Using similar techniques to Hart and Risley’s, Rowe found a wide variation in parent talk: Parents used as few as 400 words in 90 minutes and as many as 9000. Parents with more education (used as a way of getting at SES) produced more language and more decontextualized utterances, but the relationship did not seem consistent at each age. Rowe used statistical modeling to look at how parent language at each age related to their child’s vocabulary at later ages, controlling for parent education levels and the child’s initial vocabulary when finding predictors. This means that we can see how much quantity and quality matter in a child’s vocabulary above and beyond their parent’s education level, and how many words they knew in the first place. The careful analysis in the report indicates that parent education and sheer quantity of words to very young children (18 months old) are important indicators of child vocabulary later on, but that as a child gets older, the wider range of rare words and decontextualized speech becomes more important when predicting vocabulary at later ages. These findings give us a nuanced developmental picture of vocabulary development by showing that quantity of input is crucial very early on, while diversity of language — rare words and diversity of word types — has more predictive power in the later toddler years, with more complex decontextualized speech becoming indicative in the preschool years of a child’s vocabulary size at school age.

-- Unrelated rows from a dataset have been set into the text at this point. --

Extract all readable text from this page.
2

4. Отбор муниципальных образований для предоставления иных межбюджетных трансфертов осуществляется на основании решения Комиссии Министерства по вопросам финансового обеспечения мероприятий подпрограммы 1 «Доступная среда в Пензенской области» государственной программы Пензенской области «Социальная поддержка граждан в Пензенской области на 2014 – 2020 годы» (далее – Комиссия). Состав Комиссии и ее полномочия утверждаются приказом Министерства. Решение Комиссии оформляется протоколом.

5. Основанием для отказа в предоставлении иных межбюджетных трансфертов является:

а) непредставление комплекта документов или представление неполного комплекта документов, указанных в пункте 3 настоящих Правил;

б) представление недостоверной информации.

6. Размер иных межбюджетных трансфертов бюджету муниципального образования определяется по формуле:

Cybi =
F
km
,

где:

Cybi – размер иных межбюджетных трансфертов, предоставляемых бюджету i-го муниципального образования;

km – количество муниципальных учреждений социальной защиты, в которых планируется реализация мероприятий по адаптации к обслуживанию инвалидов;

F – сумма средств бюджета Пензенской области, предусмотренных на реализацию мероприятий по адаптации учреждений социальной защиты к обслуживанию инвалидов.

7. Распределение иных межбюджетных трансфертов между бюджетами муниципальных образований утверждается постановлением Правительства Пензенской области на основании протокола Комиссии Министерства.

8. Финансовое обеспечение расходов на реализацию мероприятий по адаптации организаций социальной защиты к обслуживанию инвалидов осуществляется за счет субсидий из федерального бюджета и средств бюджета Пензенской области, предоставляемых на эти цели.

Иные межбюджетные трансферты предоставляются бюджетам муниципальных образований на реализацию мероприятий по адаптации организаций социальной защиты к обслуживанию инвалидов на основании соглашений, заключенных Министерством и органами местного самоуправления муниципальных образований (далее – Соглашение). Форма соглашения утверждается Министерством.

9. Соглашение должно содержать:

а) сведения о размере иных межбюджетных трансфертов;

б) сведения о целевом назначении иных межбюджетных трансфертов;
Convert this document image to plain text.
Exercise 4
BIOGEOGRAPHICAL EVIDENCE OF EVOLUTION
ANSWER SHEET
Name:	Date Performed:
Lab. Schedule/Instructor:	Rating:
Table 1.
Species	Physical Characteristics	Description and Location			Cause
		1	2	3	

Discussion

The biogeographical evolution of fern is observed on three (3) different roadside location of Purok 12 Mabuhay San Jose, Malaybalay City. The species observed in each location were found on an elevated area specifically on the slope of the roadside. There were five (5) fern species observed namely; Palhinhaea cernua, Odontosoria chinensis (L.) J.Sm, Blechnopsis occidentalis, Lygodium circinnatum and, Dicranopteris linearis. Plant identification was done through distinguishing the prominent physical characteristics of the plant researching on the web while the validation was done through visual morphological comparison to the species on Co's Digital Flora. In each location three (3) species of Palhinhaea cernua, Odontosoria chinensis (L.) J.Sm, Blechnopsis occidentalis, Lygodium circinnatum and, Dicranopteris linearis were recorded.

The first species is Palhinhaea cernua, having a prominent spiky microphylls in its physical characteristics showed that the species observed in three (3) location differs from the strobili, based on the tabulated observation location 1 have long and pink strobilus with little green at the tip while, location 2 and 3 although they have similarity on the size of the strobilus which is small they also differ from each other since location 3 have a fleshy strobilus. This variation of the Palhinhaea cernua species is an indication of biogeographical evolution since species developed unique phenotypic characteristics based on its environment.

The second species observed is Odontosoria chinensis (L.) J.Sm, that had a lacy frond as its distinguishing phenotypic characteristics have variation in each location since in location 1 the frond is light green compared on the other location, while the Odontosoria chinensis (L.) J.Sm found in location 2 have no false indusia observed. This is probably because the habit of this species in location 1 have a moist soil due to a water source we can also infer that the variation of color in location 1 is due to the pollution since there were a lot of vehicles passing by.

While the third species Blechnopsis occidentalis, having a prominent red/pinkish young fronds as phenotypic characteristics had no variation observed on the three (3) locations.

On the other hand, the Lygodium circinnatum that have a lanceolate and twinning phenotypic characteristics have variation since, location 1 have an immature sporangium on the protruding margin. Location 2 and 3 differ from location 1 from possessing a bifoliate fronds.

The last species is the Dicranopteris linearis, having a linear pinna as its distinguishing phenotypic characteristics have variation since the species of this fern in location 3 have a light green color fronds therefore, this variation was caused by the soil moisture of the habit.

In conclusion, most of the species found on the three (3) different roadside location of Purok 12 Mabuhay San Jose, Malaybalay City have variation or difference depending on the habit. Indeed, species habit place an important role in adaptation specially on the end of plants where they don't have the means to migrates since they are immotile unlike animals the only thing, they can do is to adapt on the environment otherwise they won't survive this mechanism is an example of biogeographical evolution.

Studies like Rowe’s are giving us a complex picture of children’s language development early in life. It’s not just the number of words that children depend on to increase their vocabulary; children capitalize on different aspects of language at different ages to learn new words, and these relationships occur independent of their family's socioeconomic status. So, does this mean we need to just talk a lot to babies and then get more complicated as they get older? Chances are, you do that already. As your toddler or preschooler gets older, remember that they don’t just need to hear many words, but they need to hear a variety of words, some of which challenge them – for instance, by talking about events in the past or future, or imagining things that aren’t really there. You likely do this already if you live with a toddler or preschooler: Thinking about findings like these makes me more patient the hundredth time my preschooler wants to talk about what kind of animal she is today, or have an in-depth discussion of that one time we went to the bakery but they were out of treats. I know that the imaginary language and the discussion of past events may be seeding her language with more complex vocabulary that will serve her well later on.
References
Hart, B., & Risley, T. R. (1995). Meaningful differences in the everyday experience of young American children. Baltimore, MD, US: Paul H Brookes Publishing.
Rowe, M. L. (2012). A longitudinal investigation of the roles of quantity and quality of child-directed speech in vocabulary development. Child Development, 83, 1762-1774.